Whoops! Guess you should have advertised the film, Disney! Or at least kept it as John Carter OF MARS, dammit! Now we have a shameful $200 million lost and a big probability that there will be no sequel. Which is a shame, because John Carter (of Mars, dammit!) didn’t suck. It wasn’t perfect, but it wasn’t trainwreck bad. Don’t take my word for it, take my word for it!
Disney said “John Carter” has brought in about $184 million in ticket sales worldwide so far. But ticket sales are split roughly in half with theater owners. The movie’s production budget is estimated to be about $250 million with about $100 million more spent on marketing.
The only way to make the money back is to make a sequel and spend $400 million to make it! It’s just crazy enough to work…
4 Comments
Joe
March 23, 2012 at 4:03 amMaybe there’s a reason why they’ve made hundreds of Tarzan movies and never filmed a single one of Burroughs’ mad space opera novels.
Fun fact: Breck Eisner, son of former Disney CEO Michael Eisner, is slated to direct a big budget 3D remake of Flash Gordon. I wonder what’s going through his mind seeing this John Carter debacle.
Tars Tarkas
March 24, 2012 at 1:04 amVisions of the pile of cash that was his budget disappearing into the night. But Flash Gordon should be done as on the cheap and on the cheese as possible.
Chrisfs
March 31, 2012 at 11:58 amThe movie was enjoyable, it just tried to do too much with unfamiliar characters.
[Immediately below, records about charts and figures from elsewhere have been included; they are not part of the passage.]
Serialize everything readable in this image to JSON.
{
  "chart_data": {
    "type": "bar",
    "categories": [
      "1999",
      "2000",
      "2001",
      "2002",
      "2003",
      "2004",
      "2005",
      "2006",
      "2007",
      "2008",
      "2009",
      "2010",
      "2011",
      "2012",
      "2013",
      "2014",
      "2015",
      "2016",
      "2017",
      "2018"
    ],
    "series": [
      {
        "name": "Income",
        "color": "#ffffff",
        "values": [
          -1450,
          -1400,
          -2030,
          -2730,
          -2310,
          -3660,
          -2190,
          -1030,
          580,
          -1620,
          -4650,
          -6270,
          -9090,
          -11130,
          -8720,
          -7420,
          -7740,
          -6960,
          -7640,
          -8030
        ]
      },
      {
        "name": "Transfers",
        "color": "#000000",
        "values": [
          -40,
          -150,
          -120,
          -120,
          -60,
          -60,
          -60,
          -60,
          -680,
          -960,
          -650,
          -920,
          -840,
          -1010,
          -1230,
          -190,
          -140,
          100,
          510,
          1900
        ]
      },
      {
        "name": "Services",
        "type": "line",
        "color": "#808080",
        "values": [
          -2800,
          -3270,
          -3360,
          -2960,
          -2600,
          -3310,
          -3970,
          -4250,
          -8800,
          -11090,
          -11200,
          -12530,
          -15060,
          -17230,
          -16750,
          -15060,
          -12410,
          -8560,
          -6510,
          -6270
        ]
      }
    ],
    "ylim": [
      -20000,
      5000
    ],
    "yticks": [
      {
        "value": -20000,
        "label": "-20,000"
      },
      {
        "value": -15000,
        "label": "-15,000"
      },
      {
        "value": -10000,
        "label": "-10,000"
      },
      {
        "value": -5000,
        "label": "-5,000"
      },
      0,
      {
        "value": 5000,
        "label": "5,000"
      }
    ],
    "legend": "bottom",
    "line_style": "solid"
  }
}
It was like doing a Star Trek movie with the Klingons AND the Romulans where everyone is being manipulated by the rock creatures from the episode with Abe Lincoln and a side plot involving Andorians. Some young hard core fans may flip out with all the baddies in one place, but there aren’t many hard core John Carter fans, so it’s just too much for most people. They should have taken out the therns and just had a straightforward good vs bad movie and brought the therns in for any eventual sequel. Sadly, there will likely not be a sequel now.
Tars Tarkas
April 2, 2012 at 4:00 pmI agree that their attempts to streamline the story made it more complicated at times. Granted, the original stories had a lot of confusing things happening, but you could have probably combined a few more parts. But the main thing still was the awful marketing and the ridiculous budget.